By Elda Celislami, Stephen Kastoryano, Giovanni Mastrobuoni:

Police accountability is essential to uphold the social contract. Monitoring the monitors is, however, not without difficulty. This paper reveals how police departments exploit specific laws surrounding death investigations to facilitate the underreporting of police killings. Our results show that US counties in which law enforcement can certify the cause of death, including counties which appoint the sheriff as the lead death investigator, display 46% more underreported police killings than their comparable adjacent counties. Drawing on a novel adapted-LATE potential outcomes framework, we demonstrate that underreported police killings are most often reclassified as 'circumstances undetermined' homicides.
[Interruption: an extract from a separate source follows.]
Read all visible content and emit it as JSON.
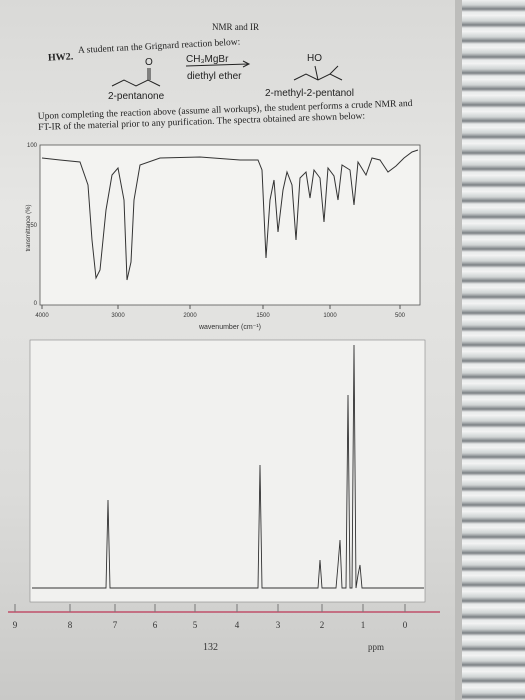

We also show that law enforcement agencies in counties with permissive death certification laws withhold more homicide reports from the public. The main underreporting results are primarily driven by underreporting of White and Hispanic deaths in our analysis sample, with the effect on Hispanic people particularly pronounced along the US-Mexico border. We do not find that excess underreported killings are associated with more violence directed towards police. We do, however, note a nationwide positive correlation between the permissiveness of gun-laws and underreported police killings. In addition, we find more underreporting in counties which have both high per-capita Google searches for Black Lives Matter and which allow law enforcement to certify the cause of death. Our results do not indicate that other differences in death investigation systems - coroner vs. medical examiner, appointed vs. elected, or physician vs. non-physician - affect the underreporting of police killings.

Bonn, Germany:  IZA – Institute of Labor Economics, 2023. 72p.